Suriye müdahalesiyle eş-anlı olarak içerde sahneye konulan Kürt açılımı, o zamana kadarkilerden çok daha ileriye götürülecektir. Başlangıçta PYD lideri Salih Müslim üzerinden Suriye Kürt güçleriyle birlikte Esad Hükümetine karşı kuzeyden bir savaş cephesi açılmasını da içerecek ama bu kabul görmeyince, PYD-YPG ilişkileri gelgitli olacaktır. Ancak 2011-2015 dönemini kapsayan, Öcalan’ın baş müdahil olduğu yol haritasına göre Oslo’dan başlayıp Dolmabahçe toplantısında sona eren uzun “açılım” sürecinde iktidar temsilcileri ile görünürde HDP arasında pazarlıklar yapılacak, Güneydoğu’dan giren silah bırakmış temsilî PKK güçleri çadır mahkemelerinde temsilî bir yargılamayla aklanarak “barış süreci” kutlanacaktır. Sürecin siyaseten aleyhine işlediğini gören AKP sonunda masayı devirince süreç tıkanacaktır.

CUMHUR İTTİFAKININ ÖCALAN AÇILIMI

Dördüncü örnek, 2024’ün Ekim sonlarında iktidarın yeniden Öcalan’ı parlatma ve Türk-Kürt kardeşliği üzerinden yeni oyunlar kurmasıyla sahnelenmektedir. Bunun arkasında her zamanki gibi dış ve iç nedenlerin çakışması bulunmaktadır. Gerçi bu defa iktidar bloğunun iç siyasi sıkışmışlığı daha ön planda gözükmektedir. Şunlar sayılabilir:

■ AKP/Erdoğan iktidarının ömrünü (sınırsız) uzatacak bir anayasa değişikliğinin Meclis’ten geçmesini sağlamak.

■ Muhalefetin yeni “açılım” ekseninin de yardımıyla bölünmesini sağlamak veya hızlandırmak. Özellikle CHP-DEM iş birliğinin önünü tıkamak.

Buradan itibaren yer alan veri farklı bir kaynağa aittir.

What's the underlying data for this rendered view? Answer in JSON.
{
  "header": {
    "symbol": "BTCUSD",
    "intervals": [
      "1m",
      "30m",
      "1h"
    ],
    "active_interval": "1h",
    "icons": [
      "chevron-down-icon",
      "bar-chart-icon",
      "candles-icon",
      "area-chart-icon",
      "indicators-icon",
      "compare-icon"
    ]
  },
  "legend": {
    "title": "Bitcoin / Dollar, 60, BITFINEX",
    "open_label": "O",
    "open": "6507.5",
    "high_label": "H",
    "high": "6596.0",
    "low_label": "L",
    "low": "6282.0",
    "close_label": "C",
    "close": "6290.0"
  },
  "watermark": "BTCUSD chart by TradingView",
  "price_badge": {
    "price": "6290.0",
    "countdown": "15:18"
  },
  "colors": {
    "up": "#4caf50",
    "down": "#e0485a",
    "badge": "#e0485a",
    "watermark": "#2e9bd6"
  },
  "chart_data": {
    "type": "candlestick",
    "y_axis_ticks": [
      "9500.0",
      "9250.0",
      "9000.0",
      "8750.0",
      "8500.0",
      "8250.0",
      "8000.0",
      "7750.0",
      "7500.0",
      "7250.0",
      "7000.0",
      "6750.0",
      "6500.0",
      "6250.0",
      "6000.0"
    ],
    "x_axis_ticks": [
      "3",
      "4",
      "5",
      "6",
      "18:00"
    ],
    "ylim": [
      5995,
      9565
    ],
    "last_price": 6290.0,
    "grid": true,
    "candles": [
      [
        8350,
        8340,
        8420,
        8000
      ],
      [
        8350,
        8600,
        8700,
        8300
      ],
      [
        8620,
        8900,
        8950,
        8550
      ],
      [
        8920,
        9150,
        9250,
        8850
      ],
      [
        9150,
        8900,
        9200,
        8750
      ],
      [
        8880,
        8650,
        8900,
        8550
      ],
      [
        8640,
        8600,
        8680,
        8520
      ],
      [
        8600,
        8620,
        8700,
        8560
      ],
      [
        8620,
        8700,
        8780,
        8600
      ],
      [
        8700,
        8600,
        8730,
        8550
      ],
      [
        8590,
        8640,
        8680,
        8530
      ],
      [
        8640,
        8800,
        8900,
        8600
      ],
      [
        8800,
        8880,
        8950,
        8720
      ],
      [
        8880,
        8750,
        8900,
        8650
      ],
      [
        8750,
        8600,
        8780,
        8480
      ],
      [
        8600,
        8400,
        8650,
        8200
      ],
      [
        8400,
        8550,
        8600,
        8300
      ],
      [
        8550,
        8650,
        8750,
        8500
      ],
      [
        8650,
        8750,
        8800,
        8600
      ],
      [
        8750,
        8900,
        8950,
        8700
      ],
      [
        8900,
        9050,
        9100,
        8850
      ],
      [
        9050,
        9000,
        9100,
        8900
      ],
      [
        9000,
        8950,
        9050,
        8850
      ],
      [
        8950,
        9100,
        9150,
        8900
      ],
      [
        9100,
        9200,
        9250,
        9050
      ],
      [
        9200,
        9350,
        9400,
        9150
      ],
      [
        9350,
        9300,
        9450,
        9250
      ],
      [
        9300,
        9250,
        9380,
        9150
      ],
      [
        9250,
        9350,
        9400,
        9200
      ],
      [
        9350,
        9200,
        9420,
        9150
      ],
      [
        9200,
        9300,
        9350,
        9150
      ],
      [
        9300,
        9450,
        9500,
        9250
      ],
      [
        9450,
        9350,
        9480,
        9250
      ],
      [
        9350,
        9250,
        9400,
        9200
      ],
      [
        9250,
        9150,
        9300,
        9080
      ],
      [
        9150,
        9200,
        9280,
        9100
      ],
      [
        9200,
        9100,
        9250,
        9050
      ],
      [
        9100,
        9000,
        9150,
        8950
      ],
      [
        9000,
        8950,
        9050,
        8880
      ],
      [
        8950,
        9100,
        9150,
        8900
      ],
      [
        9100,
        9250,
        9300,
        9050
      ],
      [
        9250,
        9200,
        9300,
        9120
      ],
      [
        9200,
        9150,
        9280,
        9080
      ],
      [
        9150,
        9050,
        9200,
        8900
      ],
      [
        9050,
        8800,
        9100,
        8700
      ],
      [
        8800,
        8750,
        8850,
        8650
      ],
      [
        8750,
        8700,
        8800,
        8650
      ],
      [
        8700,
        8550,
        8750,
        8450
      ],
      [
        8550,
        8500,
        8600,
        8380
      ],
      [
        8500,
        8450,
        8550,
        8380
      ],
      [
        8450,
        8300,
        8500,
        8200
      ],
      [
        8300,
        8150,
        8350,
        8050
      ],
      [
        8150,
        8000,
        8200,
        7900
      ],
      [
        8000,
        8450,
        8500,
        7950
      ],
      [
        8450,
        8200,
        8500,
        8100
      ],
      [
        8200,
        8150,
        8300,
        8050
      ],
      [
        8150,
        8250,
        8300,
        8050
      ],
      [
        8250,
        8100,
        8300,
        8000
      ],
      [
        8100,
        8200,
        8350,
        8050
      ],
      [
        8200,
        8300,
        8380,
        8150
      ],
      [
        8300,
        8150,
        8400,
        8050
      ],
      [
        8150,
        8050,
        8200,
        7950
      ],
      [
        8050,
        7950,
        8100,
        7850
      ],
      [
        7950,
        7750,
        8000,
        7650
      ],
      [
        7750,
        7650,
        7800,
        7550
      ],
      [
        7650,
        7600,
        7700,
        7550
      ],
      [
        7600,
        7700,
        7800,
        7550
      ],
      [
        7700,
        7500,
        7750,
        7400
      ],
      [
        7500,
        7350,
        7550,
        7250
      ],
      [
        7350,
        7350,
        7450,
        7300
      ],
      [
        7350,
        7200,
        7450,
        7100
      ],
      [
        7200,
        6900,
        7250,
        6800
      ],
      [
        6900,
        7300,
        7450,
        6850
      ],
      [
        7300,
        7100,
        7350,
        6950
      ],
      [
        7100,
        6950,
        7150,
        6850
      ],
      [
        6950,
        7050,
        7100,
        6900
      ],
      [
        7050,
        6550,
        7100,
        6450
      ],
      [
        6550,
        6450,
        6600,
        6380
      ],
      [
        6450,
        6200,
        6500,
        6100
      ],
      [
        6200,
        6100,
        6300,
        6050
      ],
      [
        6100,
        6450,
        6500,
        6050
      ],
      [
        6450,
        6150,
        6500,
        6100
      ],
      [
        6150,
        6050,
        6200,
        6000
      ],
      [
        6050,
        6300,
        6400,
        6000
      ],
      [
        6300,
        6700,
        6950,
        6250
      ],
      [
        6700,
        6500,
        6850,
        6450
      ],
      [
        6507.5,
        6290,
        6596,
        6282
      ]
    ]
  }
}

■ Yerel seçimlerden birinci parti olarak çıkan CHP’nin içini hem buradan hem CB adaylaşması üzerinden karıştırmak (Bunda başarılı olmadığı söylenemez). Bu arada bazı belediyelere kayyım atanmasını kolaylaştırmak. Esenyurt operasyonunun aslında bu açılım tezgâhıyla birlikte tasarlandığına hiç kuşku yoktur. Böylece AKP kendi tabanına “terörle hem pazarlık hem mücadele yaptığını” kanıtlamış olmaktadır.

■ Kandil’i ve kısmen DEM’i dışlayıp Öcalan üzerinden bir Kürt açılımı kurgulayarak DEM’i de kısmen etkisizleştirmek. Böylece Kürt tabanının bir bölümünü kendine çekebilmek.

■ İç cepheyi güçlendirmek tezviratı üzerinden AKP’nin teslimiyetçi, ilkesiz, mezhepçi, maceracı, militarist ve pro-emperyalist Ortadoğu politikasını meşrulaştırmak ve tartışılmaz kılmak.

Bu oyunları bozmanın birinci koşulu, AKP’nin “açılım” ve anayasayı değiştirme girişimlerine kategorik bir ret yanıtı vermekten başlamaktadır.